Purpose of review: Histone H3, lysine 4 (H3K4) methylation is one chromatin modification that defines distinct regulatory states of euchromatin. Mammals express six main histone methyltransferase (HMT) enzymes that modify H3K4 by monomethylation, dimethylation or trimethylation. Recent studies examine roles of some of these HMTs and their cofactors in hematopoiesis and leukemia. We discuss these emerging studies together with prior embryonic stem data, revealing how these enzymes function.

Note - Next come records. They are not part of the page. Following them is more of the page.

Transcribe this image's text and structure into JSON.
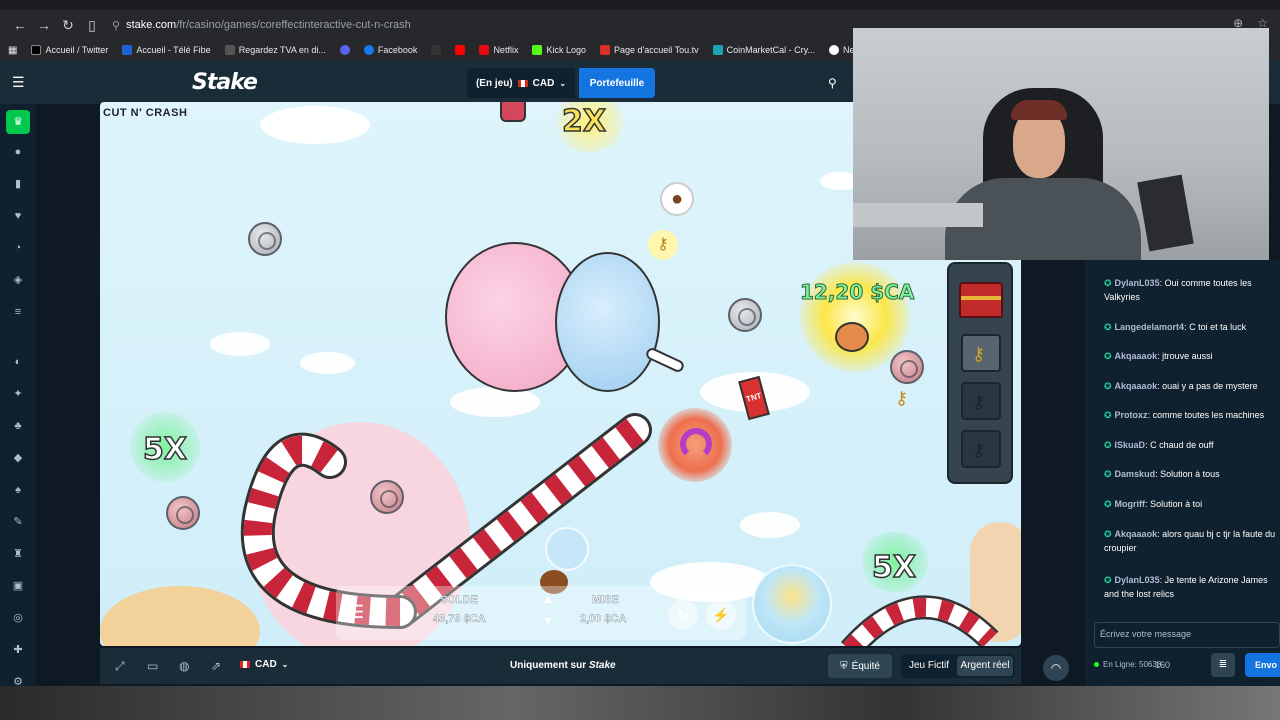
{
  "browser": {
    "url_host": "stake.com",
    "url_path": "/fr/casino/games/coreffectinteractive-cut-n-crash",
    "bookmarks": [
      {
        "label": "Accueil / Twitter",
        "color": "#000000"
      },
      {
        "label": "Accueil - Télé Fibe",
        "color": "#1e63d6"
      },
      {
        "label": "Regardez TVA en di...",
        "color": "#555555"
      },
      {
        "label": "",
        "color": "#5865f2"
      },
      {
        "label": "Facebook",
        "color": "#1877f2"
      },
      {
        "label": "",
        "color": "#333333"
      },
      {
        "label": "",
        "color": "#ff0000"
      },
      {
        "label": "Netflix",
        "color": "#e50914"
      },
      {
        "label": "Kick Logo",
        "color": "#53fc18"
      },
      {
        "label": "Page d'accueil Tou.tv",
        "color": "#d93025"
      },
      {
        "label": "CoinMarketCal - Cry...",
        "color": "#1aa4b5"
      },
      {
        "label": "New chat",
        "color": "#ffffff"
      }
    ]
  },
  "header": {
    "logo": "Stake",
    "in_play_label": "(En jeu)",
    "currency": "CAD",
    "wallet_button": "Portefeuille"
  },
  "game": {
    "title": "CUT N' CRASH",
    "multipliers": {
      "top": "2X",
      "left": "5X",
      "right": "5X"
    },
    "win_amount": "12,20 $CA",
    "solde_label": "SOLDE",
    "solde_value": "43,79 $CA",
    "mise_label": "MISE",
    "mise_value": "2,00 $CA"
  },
  "controls": {
    "currency": "CAD",
    "only_on_label": "Uniquement sur",
    "only_on_brand": "Stake",
    "fairness_button": "Équité",
    "mode_fictive": "Jeu Fictif",
    "mode_real": "Argent réel"
  },
  "chat": {
    "messages": [
      {
        "user": "DylanL035",
        "text": "Oui comme toutes les Valkyries"
      },
      {
        "user": "Langedelamort4",
        "text": "C toi et ta luck"
      },
      {
        "user": "Akqaaaok",
        "text": "jtrouve aussi"
      },
      {
        "user": "Akqaaaok",
        "text": "ouai y a pas de mystere"
      },
      {
        "user": "Protoxz",
        "text": "comme toutes les machines"
      },
      {
        "user": "ISkuaD",
        "text": "C chaud de ouff"
      },
      {
        "user": "Damskud",
        "text": "Solution à tous"
      },
      {
        "user": "Mogriff",
        "text": "Solution à toi"
      },
      {
        "user": "Akqaaaok",
        "text": "alors quau bj c tjr la faute du croupier"
      },
      {
        "user": "DylanL035",
        "text": "Je tente le Arizone James and the lost relics"
      }
    ],
    "input_placeholder": "Écrivez votre message",
    "online_label": "En Ligne: 50638",
    "char_count": "160",
    "send_button": "Envo"
  },
  "colors": {
    "header_bg": "#1a2c38",
    "sidebar_bg": "#0f212e",
    "accent_blue": "#1475e1",
    "accent_green": "#00c74d"
  }
}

Recent findings: Murine models have been employed to conditionally or constitutively knockout HMTs (MLL1/KMT2A, MLL2/KMT2B, MLL3/KMT2C, MLL4/KMT2D, SETD1A/KMT2F and SETD1B/KMT2G) as well as specific domains or partners of these enzymes in normal hematopoietic populations and in the context of hematologic malignancies. These studies demonstrate that global or gene-specific changes in H3K4 modification levels can be attributed to particular enzymes in particular tissues.
Summary: Loss-of-function studies indicate largely nonoverlapping roles of the six H3K4 HMTs. These roles are not all necessarily due to differences in enzymatic activity and are not always accompanied by large global changes in histone modification. Both gain-of-function and loss-of-function mutations in hematologic malignancy are restricted to MLL1 and MLL3/MLL4, but emerging data indicate that SETD1A/SETD1B and MLL2 can be critical in leukemia as well.